Perhaps he had been rough or even cruel, without
intending
it, and that was why she recalled nothing. This was an issue that tormented him.
It was a long convalescence. Sex between them had
become
the exception, not the rule, over the past year and a half, and when it happened a rose bloomed in a winter garden. She grew better each day and seemed to enjoy, without knowing she enjoyed it, his constructive mastery and self-control tinged by daemonic properties when she reached out and claimed him into herself; they drew into a tree of passion through which a psychical forest or
creation
grew and reached up, in its turn, into other forests or unknown creations.
Their bodies became a cradle of the future running hand in hand or mouth to mouth with a vision of nothingness so strong and secure it seemed other than nothingness and to abandon all straitjacketed proportions, to lie
beyond
discourse or memory; to happen, as it were, of its own volition in the wombed voices of space or time.
A cradled angel descended in the middle of the night. Or was it the sky of anima and animus, an ideological carpet laid out for a king and a queen, a queue of forces that drew her thighs apart into a branched living goddess in which faces were schooled like leaves when everything stood upon root and trunk?
Francis moved this morning, as da Silva inspected him through a branch of the sun, crushed his cigarette all at once into a tray like a venomous thread or fig tree of paradoxical war and peace between ancient enemies, victor and victim, man and woman, Christ and blasted nature.
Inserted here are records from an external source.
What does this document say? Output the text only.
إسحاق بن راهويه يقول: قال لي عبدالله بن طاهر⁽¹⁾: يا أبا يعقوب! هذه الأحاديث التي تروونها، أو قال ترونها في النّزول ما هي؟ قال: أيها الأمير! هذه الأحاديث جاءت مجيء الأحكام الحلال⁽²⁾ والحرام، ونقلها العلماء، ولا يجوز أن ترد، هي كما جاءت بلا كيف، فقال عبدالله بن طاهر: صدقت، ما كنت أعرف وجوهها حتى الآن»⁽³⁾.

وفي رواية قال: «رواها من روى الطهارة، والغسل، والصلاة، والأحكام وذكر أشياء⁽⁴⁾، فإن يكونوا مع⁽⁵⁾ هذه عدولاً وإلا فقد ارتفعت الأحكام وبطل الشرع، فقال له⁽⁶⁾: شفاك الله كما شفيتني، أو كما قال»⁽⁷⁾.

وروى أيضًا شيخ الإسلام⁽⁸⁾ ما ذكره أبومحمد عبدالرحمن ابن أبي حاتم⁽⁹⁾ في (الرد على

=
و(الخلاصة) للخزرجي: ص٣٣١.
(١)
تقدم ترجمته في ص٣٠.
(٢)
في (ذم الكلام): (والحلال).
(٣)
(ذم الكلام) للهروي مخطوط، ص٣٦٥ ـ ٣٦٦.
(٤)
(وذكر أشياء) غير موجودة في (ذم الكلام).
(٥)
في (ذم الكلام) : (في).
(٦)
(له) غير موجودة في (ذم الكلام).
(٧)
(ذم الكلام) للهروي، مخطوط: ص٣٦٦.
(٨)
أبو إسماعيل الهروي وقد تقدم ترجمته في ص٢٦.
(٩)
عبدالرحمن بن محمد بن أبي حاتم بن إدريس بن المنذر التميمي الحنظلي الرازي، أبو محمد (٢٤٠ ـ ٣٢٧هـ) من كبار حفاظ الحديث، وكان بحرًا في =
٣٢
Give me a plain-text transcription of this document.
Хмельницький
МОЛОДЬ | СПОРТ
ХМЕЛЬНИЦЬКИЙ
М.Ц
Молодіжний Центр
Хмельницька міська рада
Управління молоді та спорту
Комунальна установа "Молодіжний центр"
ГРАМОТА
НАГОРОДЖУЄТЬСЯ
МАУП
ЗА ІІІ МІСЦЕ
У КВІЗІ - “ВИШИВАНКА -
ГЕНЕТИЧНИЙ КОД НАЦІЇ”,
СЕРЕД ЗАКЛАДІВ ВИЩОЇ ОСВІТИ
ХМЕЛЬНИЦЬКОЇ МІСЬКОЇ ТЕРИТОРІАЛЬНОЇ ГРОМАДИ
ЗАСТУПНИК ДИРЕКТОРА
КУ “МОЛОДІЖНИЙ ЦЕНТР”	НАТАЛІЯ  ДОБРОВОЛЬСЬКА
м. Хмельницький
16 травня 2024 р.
It was the dream of the perfect tyranny of love he sometimes entertained—as a misconception of the tree of passion—tree of great wonders into lightning paths of the body’s expectations.
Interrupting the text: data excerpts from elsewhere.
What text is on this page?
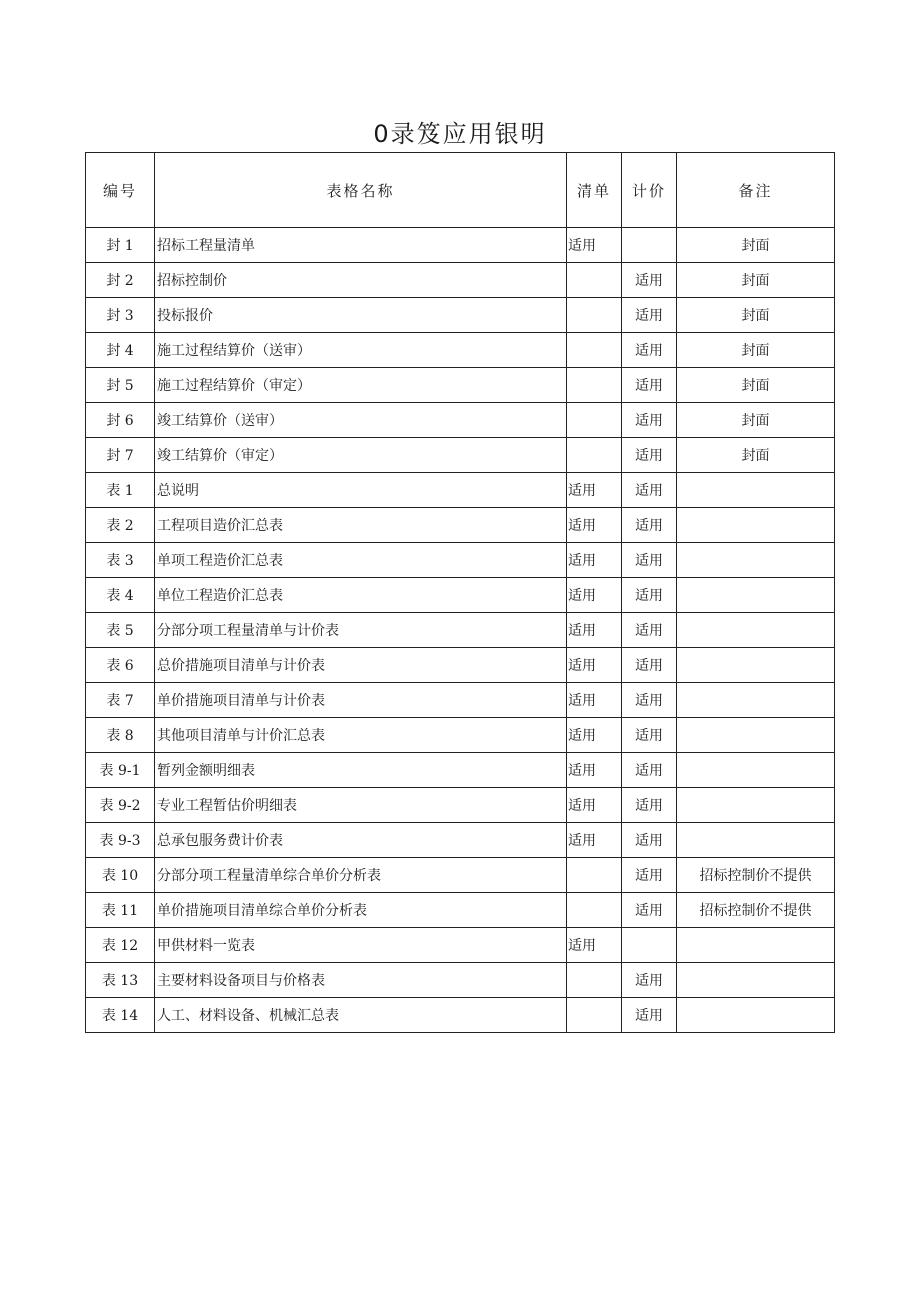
0录笈应用银明
编号	表格名称	清单	计价	备注
封 1	招标工程量清单	适用		封面
封 2	招标控制价		适用	封面
封 3	投标报价		适用	封面
封 4	施工过程结算价（送审）		适用	封面
封 5	施工过程结算价（审定）		适用	封面
封 6	竣工结算价（送审）		适用	封面
封 7	竣工结算价（审定）		适用	封面
表 1	总说明	适用	适用	
表 2	工程项目造价汇总表	适用	适用	
表 3	单项工程造价汇总表	适用	适用	
表 4	单位工程造价汇总表	适用	适用	
表 5	分部分项工程量清单与计价表	适用	适用	
表 6	总价措施项目清单与计价表	适用	适用	
表 7	单价措施项目清单与计价表	适用	适用	
表 8	其他项目清单与计价汇总表	适用	适用	
表 9-1	暂列金额明细表	适用	适用	
表 9-2	专业工程暂估价明细表	适用	适用	
表 9-3	总承包服务费计价表	适用	适用	
表 10	分部分项工程量清单综合单价分析表		适用	招标控制价不提供
表 11	单价措施项目清单综合单价分析表		适用	招标控制价不提供
表 12	甲供材料一览表	适用		
表 13	主要材料设备项目与价格表		适用	
表 14	人工、材料设备、机械汇总表		适用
“You’ve stopped smiling, dearest Francis, and grown serious,” Julia said all at once to Francis. She drew her fingers now along the needle-straight lines of his face.
“I love you,” she continued to write. “That is why I mail each letter to you in a hidden safe in the house. You may never see what I am writing. But one day a stranger I feel within my bones will find them and put his arms around me—as if I’m alive—and see and
feel
how much I
knew
, how much I valued your affection. All the world may come to know that I knew what you felt … what daemons you wrestled with … your own hell….”
*
The miracle of Francis’s and Julia’s resurrection upon the tree of the sun, at this moment of time, when da Silva learnt that his wife Jen was pregnant, hung upon a flash of consciousness.
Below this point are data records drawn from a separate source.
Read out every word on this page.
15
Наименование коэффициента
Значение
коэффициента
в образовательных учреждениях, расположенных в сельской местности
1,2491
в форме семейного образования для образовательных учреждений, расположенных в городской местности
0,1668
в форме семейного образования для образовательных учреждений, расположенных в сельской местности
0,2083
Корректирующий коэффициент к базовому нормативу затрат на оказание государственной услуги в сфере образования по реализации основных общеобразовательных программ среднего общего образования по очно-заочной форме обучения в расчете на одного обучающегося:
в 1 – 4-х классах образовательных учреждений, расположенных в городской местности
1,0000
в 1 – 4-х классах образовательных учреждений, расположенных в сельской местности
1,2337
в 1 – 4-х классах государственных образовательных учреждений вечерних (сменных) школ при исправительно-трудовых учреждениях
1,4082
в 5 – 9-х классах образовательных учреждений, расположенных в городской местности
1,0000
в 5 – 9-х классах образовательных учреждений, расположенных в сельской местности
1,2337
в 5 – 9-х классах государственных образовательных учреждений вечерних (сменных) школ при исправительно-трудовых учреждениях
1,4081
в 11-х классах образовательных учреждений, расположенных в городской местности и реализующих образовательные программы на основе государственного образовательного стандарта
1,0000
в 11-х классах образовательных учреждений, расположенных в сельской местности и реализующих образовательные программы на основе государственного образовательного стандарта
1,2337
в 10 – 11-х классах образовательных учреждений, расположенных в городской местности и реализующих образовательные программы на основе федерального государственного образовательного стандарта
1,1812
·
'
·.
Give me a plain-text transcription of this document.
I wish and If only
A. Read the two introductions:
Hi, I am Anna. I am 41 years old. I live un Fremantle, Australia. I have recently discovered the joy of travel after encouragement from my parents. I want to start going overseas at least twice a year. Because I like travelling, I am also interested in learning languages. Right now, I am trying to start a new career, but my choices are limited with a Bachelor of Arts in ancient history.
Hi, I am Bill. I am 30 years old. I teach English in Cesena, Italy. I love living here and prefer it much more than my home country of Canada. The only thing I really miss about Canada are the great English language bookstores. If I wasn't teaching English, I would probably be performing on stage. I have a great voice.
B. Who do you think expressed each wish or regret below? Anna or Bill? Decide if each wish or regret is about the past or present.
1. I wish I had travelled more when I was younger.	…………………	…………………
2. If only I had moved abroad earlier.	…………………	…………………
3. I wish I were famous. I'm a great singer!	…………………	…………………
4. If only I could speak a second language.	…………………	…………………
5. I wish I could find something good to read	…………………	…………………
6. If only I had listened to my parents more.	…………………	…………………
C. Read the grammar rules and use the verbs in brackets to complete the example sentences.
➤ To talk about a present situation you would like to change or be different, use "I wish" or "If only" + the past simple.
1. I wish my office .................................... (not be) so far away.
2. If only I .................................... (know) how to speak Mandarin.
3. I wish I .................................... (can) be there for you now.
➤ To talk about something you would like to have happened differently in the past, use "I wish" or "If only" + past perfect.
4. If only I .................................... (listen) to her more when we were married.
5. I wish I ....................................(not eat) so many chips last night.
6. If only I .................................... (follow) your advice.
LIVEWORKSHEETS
Studio and house were addressed by a flash at the tips of one’s fingers and this was the flight of conception one nursed into being, as an artist or craftsman now, to match the
blow
of shape in a woman’s body.
Da Silva read in Francis’s book how Francis recalled the blow of Julia’s illness like a locked door between them.
“What room is there in the midst of illness for sensuous crafts, sensuous
command
, sensuous futures? And yet I must stand firm, care for you, attend to you through every fabric and circumstance, the tremor of a line, that makes me see the ordinary world we inhabit, built by me, built by you, as a new thing. And this brings home to me, against my own judgement, an imperishable bond I
suppress
but cannot entirely evade between creature and creature, creation and created, however apparently
defeated
, apparently overturned, one or the other may be. And, as a consequence,” he was smiling with an air of authority, “I shall address the world this very morning, invite all persons to read my book. As if nothing at all has happened except that it’s resurrection day.”